Une semaine plus tard, le téléphone sonna. Un numéro inconnu.
— Ici Lidiya Ivanovna ! — la voix de la belle-mère tremblait de colère. — Tu nous as volés !
— Quoi ? — Olga n’en croyait pas ses oreilles.
— Nous sommes allés chez un avocat ! — continua l’ex-belle-mère. — Il dit qu’on peut faire appel !
— Faire appel de quoi ? — Olga s’assit sur le canapé.
— De la division des biens ! — cria Lidiya Ivanovna. — Tu as volé l’argent !
— Le tribunal a décidé selon la loi ! — Olga répondit calmement. — Tout est juste !
— Rien n’est juste ! — sanglotait la belle-mère. — Maintenant nous n’avons plus de maison ! Et toi, un deux-pièces !
— Andrey a eu sa part ! — rappela Olga.
— Ce n’est pas assez ! — Lidiya Ivanovna pleurait. — On a à peine assez pour un une-pièce !
— Ce n’est pas mon problème ! — Olga raccrocha.
Les appels répétèrent chaque jour.
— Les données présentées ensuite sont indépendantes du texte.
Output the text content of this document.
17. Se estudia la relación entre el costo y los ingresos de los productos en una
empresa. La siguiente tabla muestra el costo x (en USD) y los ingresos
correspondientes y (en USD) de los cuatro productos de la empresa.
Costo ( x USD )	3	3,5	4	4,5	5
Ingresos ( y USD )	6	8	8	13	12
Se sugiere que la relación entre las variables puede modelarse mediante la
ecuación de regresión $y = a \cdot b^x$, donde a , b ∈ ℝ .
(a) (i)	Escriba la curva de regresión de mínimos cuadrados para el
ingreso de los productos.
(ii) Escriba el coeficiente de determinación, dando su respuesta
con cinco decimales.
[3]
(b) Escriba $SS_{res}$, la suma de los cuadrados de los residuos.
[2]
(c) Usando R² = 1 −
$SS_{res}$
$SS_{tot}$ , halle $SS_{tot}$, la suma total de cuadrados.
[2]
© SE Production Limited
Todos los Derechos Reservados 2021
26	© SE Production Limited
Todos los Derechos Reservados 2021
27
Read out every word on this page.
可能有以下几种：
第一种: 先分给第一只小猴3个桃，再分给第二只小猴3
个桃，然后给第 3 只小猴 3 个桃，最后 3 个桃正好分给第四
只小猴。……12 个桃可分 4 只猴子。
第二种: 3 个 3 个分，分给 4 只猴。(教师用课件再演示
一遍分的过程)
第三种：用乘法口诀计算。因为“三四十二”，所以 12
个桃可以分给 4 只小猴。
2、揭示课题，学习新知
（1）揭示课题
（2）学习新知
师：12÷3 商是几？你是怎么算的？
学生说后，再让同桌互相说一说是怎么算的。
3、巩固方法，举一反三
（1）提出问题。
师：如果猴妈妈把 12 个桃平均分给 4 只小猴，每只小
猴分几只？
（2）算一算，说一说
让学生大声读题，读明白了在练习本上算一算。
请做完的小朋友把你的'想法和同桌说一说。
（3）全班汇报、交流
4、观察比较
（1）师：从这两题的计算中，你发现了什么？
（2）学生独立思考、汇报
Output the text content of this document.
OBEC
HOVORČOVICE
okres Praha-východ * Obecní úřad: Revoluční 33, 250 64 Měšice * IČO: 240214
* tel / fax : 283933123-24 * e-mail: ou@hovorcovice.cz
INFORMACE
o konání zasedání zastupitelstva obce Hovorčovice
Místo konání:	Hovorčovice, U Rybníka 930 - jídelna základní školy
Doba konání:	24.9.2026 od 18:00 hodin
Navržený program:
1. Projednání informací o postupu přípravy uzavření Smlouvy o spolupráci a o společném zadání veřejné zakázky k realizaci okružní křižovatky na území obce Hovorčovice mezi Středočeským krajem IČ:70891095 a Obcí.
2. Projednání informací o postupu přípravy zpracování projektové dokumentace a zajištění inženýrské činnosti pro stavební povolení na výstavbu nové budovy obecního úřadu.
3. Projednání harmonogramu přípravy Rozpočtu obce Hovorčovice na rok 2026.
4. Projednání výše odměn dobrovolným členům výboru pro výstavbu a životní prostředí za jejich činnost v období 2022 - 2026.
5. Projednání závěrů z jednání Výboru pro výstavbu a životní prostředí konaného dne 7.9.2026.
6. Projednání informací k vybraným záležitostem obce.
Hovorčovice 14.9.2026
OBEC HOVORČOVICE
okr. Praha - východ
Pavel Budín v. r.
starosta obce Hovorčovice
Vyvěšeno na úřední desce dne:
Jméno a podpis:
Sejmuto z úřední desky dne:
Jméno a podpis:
Lidiya Ivanovna menaça de procès. Promit de rétablir la justice.
Andrey aussi appelait. Demandait à récupérer un peu d’argent. Pleurait à sa conscience.
— Conscience ? — Olga répéta. — Où était ta conscience quand tu m’as mise dehors ? Quand tu as essayé de prendre ma part de l’appartement ?
L’avocat de l’ex-mari fit appel. Tous furent rejetés.
— Personne ne leur rendra rien ! — rassura l’avocat d’Olga. — L’affaire est close !
Un an passa. Olga trouva un nouveau travail. Un bon salaire, une équipe sympa.
Lidiya Ivanovna arrêta d’appeler. Andrey se tut aussi. Apparemment, ils avaient accepté la perte.
Olga s’assit sur le balcon avec une tasse de café. Regardant le coucher de soleil. Sa mère arrosait les fleurs.
— Regrettes-tu ? — demanda sa mère. — Le passé ? Mari, mariage, alliance au doigt ?
Olga regarda sa main. Une marque pâle de la bague restait visible. Mais tout ça, c’était le passé.
— Non ! — répondit Olga fermement. — Pas du tout !
— C’est bien ! — sourit sa mère. — Il faut être heureuse !
Olga hocha la tête. Finissant son café. Une nouvelle vie commençait. Sans reproches, sans chipoteries, sans scandales.